China media: Shinzo Abe speech criticised
- Published
China's official media are condemning Japanese Prime Minister Shinzo Abe for his New Year speech and saying he should learn from Germany's remorse for World War II.
In his New Year's message, Mr Abe predicted that Japan's post-World War II pacifist constitution, which limits Japan's military to self-defence, could be amended by 2020 when Tokyo hosts the Summer Olympics.
"Mr Abe's speech was full of murderous intent and openly challenged the peace and order of the world," says the Liberation Army Daily, external.
The media are also angry at Yoshitaka Shindo, Japanese Minister of Internal Affairs and Communications, for paying a New Year's Day visit to Yasukuni, a shrine in Tokyo that honours Japan's war dead, including some convicted war criminals.
Mr Shindo says that the visit was a personal one and he was renewing a wish for peace. He said it was his sixth visit to the shrine since Mr Abe assumed office a little over a year ago.
Last Thursday, Mr Abe's visit to Yasukuni on the anniversary of his first year in office also triggered similar media condemnation in China.
"Mr Abe's conspicuous lack of historical honesty contrasts shamefully with the courage and vision of late West German Chancellor Willy Brandt... The moment Brandt knelt down, his nation stood up," Xinhua news agency, external said in a New Year's Day commentary.
The agency praises Mr Brandt for falling to his knees before a monument in Poland to commemorate the Jewish victims of the 1943 Warsaw Ghetto uprising in 1970.
"The confrontation between China and Japan will be a long-lasting event. China does not only have to triumph over it, but also prove to the world that China follows its own promise as a peaceful rising power," says the Global Times, external.
Over in Hong Kong, Apple Daily, external and Ming Pao, external are calling for the governments of Beijing and Hong Kong to heed the results of an unofficial New Year's "civil referendum" on the process for electing the city's chief executive in 2017.
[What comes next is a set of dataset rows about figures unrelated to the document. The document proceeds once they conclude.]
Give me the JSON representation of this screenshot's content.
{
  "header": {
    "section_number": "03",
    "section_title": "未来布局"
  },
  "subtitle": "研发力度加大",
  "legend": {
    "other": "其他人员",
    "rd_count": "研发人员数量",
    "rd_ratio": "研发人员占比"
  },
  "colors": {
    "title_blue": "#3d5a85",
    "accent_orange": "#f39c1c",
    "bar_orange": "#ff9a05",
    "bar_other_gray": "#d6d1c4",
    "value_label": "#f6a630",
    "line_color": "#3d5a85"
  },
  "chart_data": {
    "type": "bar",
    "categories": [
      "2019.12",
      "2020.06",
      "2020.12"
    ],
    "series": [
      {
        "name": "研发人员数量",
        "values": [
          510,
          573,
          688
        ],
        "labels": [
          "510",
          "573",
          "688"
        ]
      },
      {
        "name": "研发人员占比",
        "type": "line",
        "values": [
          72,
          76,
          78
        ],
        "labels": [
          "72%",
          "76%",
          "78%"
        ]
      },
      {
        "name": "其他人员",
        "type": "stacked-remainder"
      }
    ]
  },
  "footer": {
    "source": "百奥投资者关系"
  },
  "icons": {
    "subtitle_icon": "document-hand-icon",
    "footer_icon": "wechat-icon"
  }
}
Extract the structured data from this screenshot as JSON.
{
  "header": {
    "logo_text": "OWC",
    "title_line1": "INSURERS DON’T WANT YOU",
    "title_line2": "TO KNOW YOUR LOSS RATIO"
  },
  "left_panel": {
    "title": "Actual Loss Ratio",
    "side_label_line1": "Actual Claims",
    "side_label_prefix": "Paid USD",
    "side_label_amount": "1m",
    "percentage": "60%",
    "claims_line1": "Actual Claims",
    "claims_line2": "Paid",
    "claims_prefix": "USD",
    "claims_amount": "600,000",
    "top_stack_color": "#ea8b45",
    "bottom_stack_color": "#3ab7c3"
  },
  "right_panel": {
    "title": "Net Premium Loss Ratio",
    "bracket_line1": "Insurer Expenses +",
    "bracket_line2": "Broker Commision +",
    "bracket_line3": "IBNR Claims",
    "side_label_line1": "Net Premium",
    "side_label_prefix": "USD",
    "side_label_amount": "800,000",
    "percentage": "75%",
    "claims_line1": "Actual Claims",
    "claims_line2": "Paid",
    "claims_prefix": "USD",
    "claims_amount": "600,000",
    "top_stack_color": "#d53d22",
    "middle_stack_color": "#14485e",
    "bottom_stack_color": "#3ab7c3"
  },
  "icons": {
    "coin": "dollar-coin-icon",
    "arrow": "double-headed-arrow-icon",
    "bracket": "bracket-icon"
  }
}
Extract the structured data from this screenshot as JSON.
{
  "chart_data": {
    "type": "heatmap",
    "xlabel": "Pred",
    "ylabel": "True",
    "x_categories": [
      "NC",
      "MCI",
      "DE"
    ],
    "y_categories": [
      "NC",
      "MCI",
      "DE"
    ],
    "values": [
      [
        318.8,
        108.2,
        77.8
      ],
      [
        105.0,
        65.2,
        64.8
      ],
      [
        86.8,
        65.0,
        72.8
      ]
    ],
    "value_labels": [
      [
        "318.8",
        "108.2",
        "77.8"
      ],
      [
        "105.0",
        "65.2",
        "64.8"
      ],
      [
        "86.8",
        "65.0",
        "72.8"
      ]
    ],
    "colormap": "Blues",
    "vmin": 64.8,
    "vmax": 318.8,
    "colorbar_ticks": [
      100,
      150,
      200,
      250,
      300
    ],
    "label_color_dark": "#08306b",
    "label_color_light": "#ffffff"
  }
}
The newspapers note a lower turnout than before for the city's New Year's Day pro-democracy march, but highlight how tens of thousands of Hong Kong people voted overwhelmingly in the "civil referendum" in favour of more public involvement in the 2017 chief executive election.
Currently, Hong Kong's leader is elected by a committee of only 1,200 members.
Hunger strike
Meanwhile, Global Times, external and pro-Beijing Hong Kong newspapers Ta Kung Pao, external and Wen Wei Po, external are welcoming the arrest of several activists who carried a Hong Kong colonial-era flag into a People's Liberation Army (PLA) barracks in the city's Central district last Thursday.
"This type of separatist behaviour will only make the central authorities tighten defences to the detriment of Hong Kong's democratic development," adds Hong Kong's Sing Tao Daily, external.
Elsewhere, reporters working for Guangzhou's Nanfang Media, which publishes the Southern Weekend newspaper, are waging an online campaign on behalf of a civil rights activist who is facing trial for supporting their strike one year ago, Hong Kong's South China Morning Post, external reports.
Hong Kong's Ming Pao, external says Yang Maodong, who is also known by his pen name Guo Feixiong, has been on hunger strike ahead of his trial.
Mr Yang was detained for joining protests by Southern Weekend staff last year after censors swapped the newspaper's New Year editorial calling for political reform and respect for the country's constitution to a tribute to the Communist Party.
And finally, The Beijing News, external says penal labour camps in the capital were decommissioned and their inmates released on New Year's Day.
The move follows the legislature's vote on Saturday to abolish the "re-education through labour" system that has allowed police to jail people for up to four years without due process.